Het is een plan om actie te kunnen ondernemen in noodsituaties, zoals bij een ernstige onderbreking van de gastoevoer of in situaties zoals we met de oorlog in Oekraïne momenteel kennen. Via verschillende crisisfases - de vroegtijdige waarschuwing, de alarmfase en de noodsituatie - kunnen netbeheerder Fluxys, de energiewaakhond Creg, de administratie Energie en de bevoegde minister verschillende maatregelen nemen. Met als ultimum remedium het stoppen van de gastoevoer voor iedereen.

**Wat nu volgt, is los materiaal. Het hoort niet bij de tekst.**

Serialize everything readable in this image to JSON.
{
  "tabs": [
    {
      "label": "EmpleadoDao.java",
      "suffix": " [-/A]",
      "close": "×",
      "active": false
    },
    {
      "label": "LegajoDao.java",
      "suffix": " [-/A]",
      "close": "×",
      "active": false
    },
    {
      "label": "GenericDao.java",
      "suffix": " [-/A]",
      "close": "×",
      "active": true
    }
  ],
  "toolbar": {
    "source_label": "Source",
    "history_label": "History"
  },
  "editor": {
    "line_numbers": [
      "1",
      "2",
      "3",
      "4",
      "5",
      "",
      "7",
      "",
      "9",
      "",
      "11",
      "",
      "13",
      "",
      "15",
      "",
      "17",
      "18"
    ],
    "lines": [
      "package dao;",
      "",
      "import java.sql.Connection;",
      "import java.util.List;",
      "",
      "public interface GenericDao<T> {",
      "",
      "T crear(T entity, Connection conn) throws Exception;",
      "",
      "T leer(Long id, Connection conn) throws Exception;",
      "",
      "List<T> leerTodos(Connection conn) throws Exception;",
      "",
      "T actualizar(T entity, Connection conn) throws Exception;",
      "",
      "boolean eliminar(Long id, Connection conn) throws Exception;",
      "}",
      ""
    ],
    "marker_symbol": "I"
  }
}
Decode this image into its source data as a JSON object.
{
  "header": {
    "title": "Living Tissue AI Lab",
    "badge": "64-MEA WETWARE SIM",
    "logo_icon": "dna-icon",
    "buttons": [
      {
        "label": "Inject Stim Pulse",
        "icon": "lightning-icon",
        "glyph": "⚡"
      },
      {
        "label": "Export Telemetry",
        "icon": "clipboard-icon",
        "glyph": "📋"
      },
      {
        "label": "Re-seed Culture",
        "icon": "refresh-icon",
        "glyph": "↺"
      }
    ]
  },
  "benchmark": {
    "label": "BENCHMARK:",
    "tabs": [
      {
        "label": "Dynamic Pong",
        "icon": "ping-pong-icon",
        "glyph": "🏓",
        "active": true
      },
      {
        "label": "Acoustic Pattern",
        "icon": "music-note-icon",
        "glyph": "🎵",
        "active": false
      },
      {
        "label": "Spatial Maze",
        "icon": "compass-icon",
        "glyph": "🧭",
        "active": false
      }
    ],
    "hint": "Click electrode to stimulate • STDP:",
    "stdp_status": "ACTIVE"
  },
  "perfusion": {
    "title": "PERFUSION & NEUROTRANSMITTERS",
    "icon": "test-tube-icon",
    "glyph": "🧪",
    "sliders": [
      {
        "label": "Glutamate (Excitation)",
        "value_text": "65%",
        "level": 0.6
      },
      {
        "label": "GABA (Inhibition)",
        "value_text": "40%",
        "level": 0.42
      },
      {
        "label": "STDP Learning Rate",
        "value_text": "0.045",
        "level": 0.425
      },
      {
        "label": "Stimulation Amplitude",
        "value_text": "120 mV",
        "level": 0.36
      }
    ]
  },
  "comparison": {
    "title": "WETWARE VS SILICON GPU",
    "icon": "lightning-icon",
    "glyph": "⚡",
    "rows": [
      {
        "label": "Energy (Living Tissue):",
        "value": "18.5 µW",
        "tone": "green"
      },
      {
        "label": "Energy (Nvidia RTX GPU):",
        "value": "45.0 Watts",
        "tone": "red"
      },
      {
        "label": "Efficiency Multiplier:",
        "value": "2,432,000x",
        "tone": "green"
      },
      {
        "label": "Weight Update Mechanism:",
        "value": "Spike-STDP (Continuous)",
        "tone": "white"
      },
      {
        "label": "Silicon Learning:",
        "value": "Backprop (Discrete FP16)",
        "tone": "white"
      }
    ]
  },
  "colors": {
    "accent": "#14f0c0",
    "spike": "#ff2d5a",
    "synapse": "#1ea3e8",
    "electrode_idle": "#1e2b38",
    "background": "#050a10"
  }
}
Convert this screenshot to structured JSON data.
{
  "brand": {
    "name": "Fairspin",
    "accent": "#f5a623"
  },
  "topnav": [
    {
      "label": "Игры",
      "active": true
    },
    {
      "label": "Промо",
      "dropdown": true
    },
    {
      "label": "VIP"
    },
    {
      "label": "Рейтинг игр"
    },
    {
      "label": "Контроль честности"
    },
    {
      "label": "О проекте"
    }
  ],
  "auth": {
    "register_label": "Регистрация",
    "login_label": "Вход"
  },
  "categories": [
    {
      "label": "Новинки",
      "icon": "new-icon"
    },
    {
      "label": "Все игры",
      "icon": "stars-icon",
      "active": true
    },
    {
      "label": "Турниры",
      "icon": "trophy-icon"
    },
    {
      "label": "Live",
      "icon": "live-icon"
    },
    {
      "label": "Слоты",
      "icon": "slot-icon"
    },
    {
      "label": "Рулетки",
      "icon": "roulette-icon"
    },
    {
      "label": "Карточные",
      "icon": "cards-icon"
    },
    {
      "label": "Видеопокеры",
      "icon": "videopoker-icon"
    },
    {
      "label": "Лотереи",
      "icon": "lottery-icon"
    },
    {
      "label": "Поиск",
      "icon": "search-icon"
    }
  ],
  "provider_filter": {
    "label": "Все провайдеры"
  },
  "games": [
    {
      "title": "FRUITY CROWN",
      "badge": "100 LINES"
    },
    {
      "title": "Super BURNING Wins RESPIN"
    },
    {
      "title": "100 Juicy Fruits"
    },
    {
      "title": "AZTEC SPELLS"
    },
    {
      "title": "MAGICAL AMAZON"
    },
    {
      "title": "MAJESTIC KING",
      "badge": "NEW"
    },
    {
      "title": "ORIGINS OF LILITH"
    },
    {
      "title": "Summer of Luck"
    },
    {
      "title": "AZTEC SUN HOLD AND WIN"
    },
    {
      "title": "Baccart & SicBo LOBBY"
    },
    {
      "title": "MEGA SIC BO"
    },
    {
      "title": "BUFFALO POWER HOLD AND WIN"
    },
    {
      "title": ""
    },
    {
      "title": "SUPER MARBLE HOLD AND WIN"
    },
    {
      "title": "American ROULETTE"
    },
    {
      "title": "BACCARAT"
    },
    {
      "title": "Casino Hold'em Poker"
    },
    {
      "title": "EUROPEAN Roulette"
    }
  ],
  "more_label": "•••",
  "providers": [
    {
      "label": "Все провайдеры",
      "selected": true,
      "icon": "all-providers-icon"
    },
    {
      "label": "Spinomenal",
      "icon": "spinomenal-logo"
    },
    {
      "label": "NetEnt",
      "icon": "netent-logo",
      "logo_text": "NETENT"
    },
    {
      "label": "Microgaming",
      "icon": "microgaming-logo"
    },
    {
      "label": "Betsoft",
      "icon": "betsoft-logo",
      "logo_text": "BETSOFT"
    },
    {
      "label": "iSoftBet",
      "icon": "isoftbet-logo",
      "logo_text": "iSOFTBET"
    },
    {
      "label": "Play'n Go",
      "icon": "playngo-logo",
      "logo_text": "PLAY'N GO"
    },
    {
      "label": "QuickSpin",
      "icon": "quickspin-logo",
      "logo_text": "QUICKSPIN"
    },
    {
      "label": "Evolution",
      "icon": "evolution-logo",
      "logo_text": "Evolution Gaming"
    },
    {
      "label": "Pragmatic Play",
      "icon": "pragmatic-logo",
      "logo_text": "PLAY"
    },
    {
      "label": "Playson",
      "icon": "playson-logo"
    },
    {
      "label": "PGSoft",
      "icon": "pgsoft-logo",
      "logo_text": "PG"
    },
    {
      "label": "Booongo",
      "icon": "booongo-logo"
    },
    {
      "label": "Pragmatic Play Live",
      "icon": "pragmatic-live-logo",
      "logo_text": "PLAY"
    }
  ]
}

Maar vooraleer dat gebeurt, is er eerst nog een waslijst aan andere maatregelen.
Zoals in een eerste fase een oproep aan iedereen om minder gas verbruiken. Ook een oproep aan de buurlanden om minder gas in te voeren, is een mogelijkheid. Pas in een latere fase wordt aan niet-essentiële verbruikers gevraagd om minder of geen gas meer te verbruiken. Het gaat dan om bedrijven uit de industrie die hun activiteiten verminderen of stopzetten. Pas nadien komen de Seveso-bedrijven, elektriciteitscentrales en beschermde klanten zoals KMO’s aan bod. Pas als het echt niet anders meer kan, komen ook gezinnen en bijvoorbeeld ziekenhuizen in beeld.
Waarom moet het plan worden verfijnd?
Er loopt nu een bevraging bij 1.000 bedrijven over hun gasverbruik en het afschakelplan. Bedoeling is het noodplan nog verder te verfijnen. De industrie wil bijvoorbeeld dat beter wordt bepaald dat sommige sectoren pas in een latere fase worden afgeschakeld, zoals Sevesobedrijven of ondernemingen waar de infrastructuur in gevaar komt indien ze zonder gas vallen. Wie er financieel moet opdraaien voor de geleden economische schade bij een afschakeling, is ook nog een belangrijke vraag die dient te worden beantwoord. Bedoeling is alvast om zo veel mogelijk te werken met bedrijven die vrijwillig in het systeem stappen.
Betekent het plan dat België ook in de problemen komt?
Dat is volgens minister Van der Straeten niet het geval. Nederland voerde zondag wel een early warning in - de eerste fase van het afschakelplan -, waarna alle bevoegde instanties van de andere EU-lidstaten ook meteen de eigen bevoorrading moeten bekijken. Ook Van der Straeten, Fluxys en de administratie staken meteen de koppen bij elkaar. Maar van een probleem is er bij ons (nog) geen sprake.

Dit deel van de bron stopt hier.